Sunday I finally got a correct measuring for a bra size [hello 34DDD] and got 3 bras at Nordstroms Rack for $50 which was exciting. Sunday night Jon [the boyfriend] drove down from his brother's house in Port Deposit and spent the night with me :o) I realize that I spent half of March with him...which is the longest we've gone actually being able to see each other but nonetheless still awesome to be able to spend time with him. Despite all my doubts about us, there has been no one like him that can quite make me smile like he does. Sometimes I feel like my cheeks hurt because I can't stop smiling...I wish it would stay like that always and not have the doubts. I don't think my mind works that way though. Sigh.
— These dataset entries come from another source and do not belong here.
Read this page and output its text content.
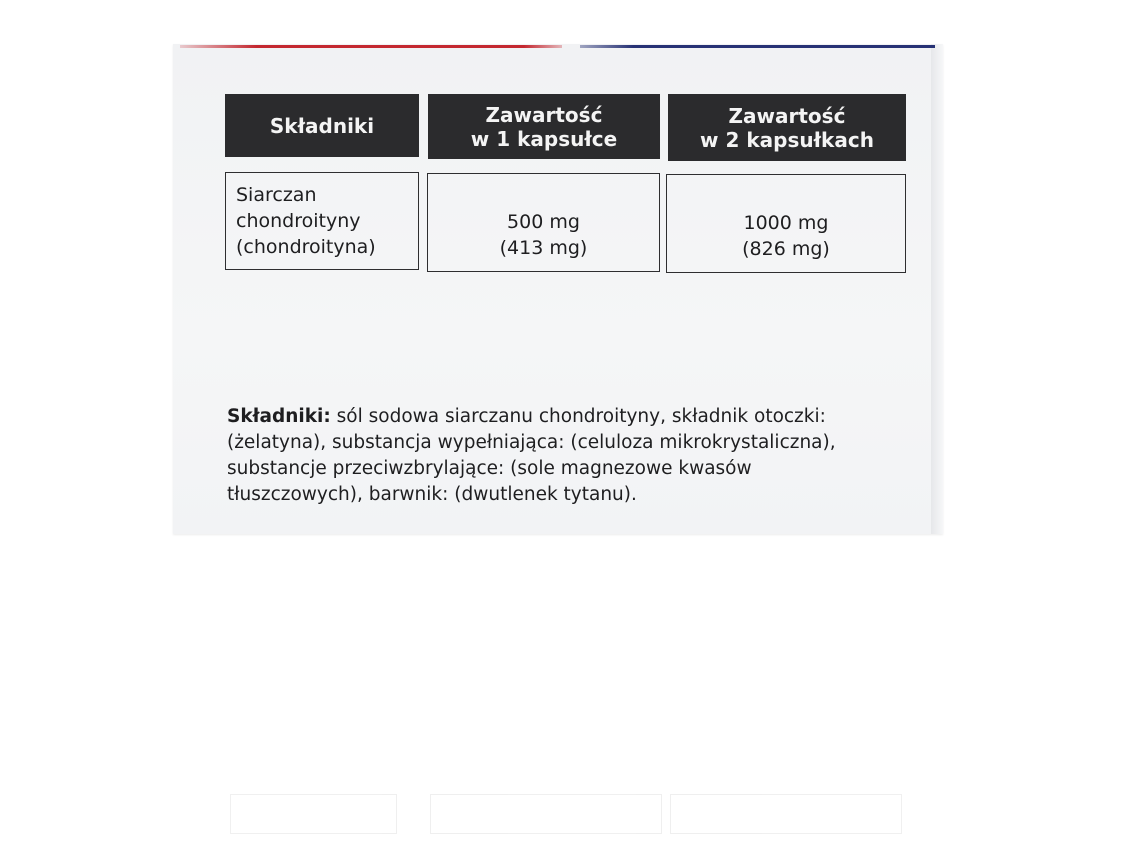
Składniki	Zawartość
w 1 kapsułce
Zawartość
w 2 kapsułkach
Siarczan
chondroityny
(chondroityna)
500 mg
(413 mg)
1000 mg
(826 mg)
Składniki: sól sodowa siarczanu chondroityny, składnik otoczki: (żelatyna), substancja wypełniająca: (celuloza mikrokrystaliczna), substancje przeciwzbrylające: (sole magnezowe kwasów tłuszczowych), barwnik: (dwutlenek tytanu).
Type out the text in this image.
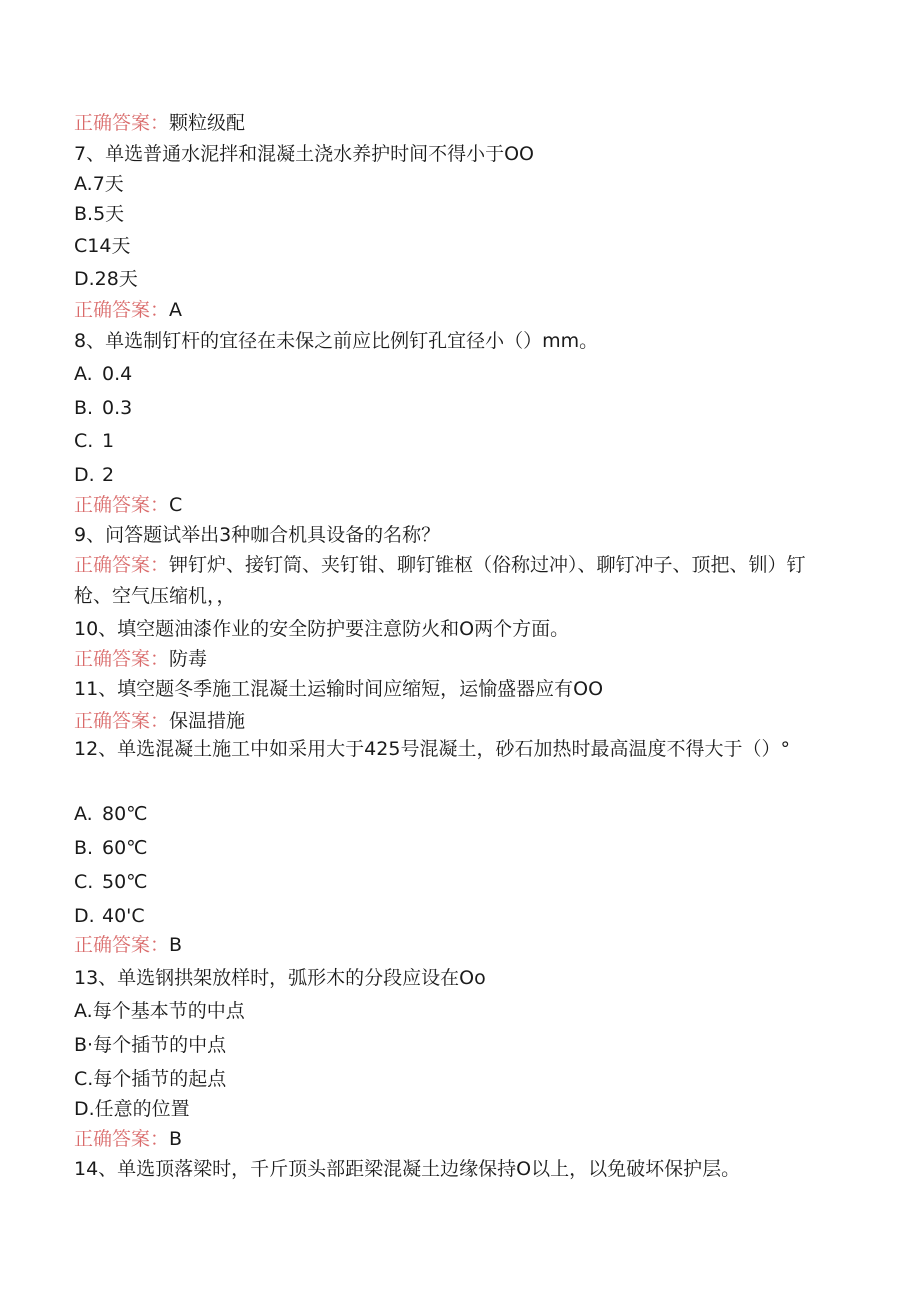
正确答案：颗粒级配
7、单选普通水泥拌和混凝土浇水养护时间不得小于OO
A.7天
B.5天
C14天
D.28天
正确答案：A
8、单选制钉杆的宜径在未保之前应比例钉孔宜径小（）mm。
A. 0.4
B. 0.3
C. 1
D. 2
正确答案：C
9、问答题试举出3种咖合机具设备的名称？
正确答案：钾钉炉、接钉筒、夹钉钳、聊钉锥枢（俗称过冲）、聊钉冲子、顶把、钏）钉枪、空气压缩机，，
10、填空题油漆作业的安全防护要注意防火和O两个方面。
正确答案：防毒
11、填空题冬季施工混凝土运输时间应缩短，运愉盛器应有OO
正确答案：保温措施
12、单选混凝土施工中如采用大于425号混凝土，砂石加热时最高温度不得大于（）°
A. 80℃
B. 60℃
C. 50℃
D. 40'C
正确答案：B
13、单选钢拱架放样时，弧形木的分段应设在Oo
A.每个基本节的中点
B·每个插节的中点
C.每个插节的起点
D.任意的位置
正确答案：B
14、单选顶落梁时，千斤顶头部距梁混凝土边缘保持O以上，以免破坏保护层。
Work has been decent. My kids today I feel were bouncing off the walls. I think it's due to the fact that we've had like one snow day this past winter...and it's been awhile since we've had days off school. I think after Spring Break things will be calmer with them. I hope. Rachel and I have been getting along better. I don't feel so much these days that it's me against them in the classroom which is what I've been feeling like for a long time. I still feel a bit like I'm walking on eggshells, afraid of making one mistake. I don't want to give them anything to talk about me. I'm glad I talked to Sharon about the 2nd graders though. It's been bothering me working in the classroom during Hebrew and seeing such a wide range with kids either being really behind, kids on level, and kids who are absolutely fluent already. The ones who are fluent are bored out of their minds and the ones who struggle act up in class because they don't understand. She agrees with me that I should be able to do pullouts with these kids while Gil teaches the rest of the class. She said she'll include me in the meetings about enrichment for 2nd grade so I'm excited.

I've been thinking a lot about work for next year if I don't get into grad school - huge possibility. I really think I just want to be a teacher. I realized yesterday and today through two different conversations that most of the teachers who work at the school do not have a Master's or have a Master's in an unrelated field. Many of them started as I have as a Teacher's Assistant. Even Robin who's the special-ed/think tank person doesn't have a master's. So I don't understand Naomi's argument against me being a teacher just because my BA is in Psychology when I have the experience working with Kyle, working as a sub, working in the pre-k, and 2nd grade. I think I'm going to see if I stay there either a.) do a lot of pull outs and work one on one with kids b.) be a 5th grade teacher c.) K/1/2 teacher. I just don't want to go back to my own position next year. So wish me luck!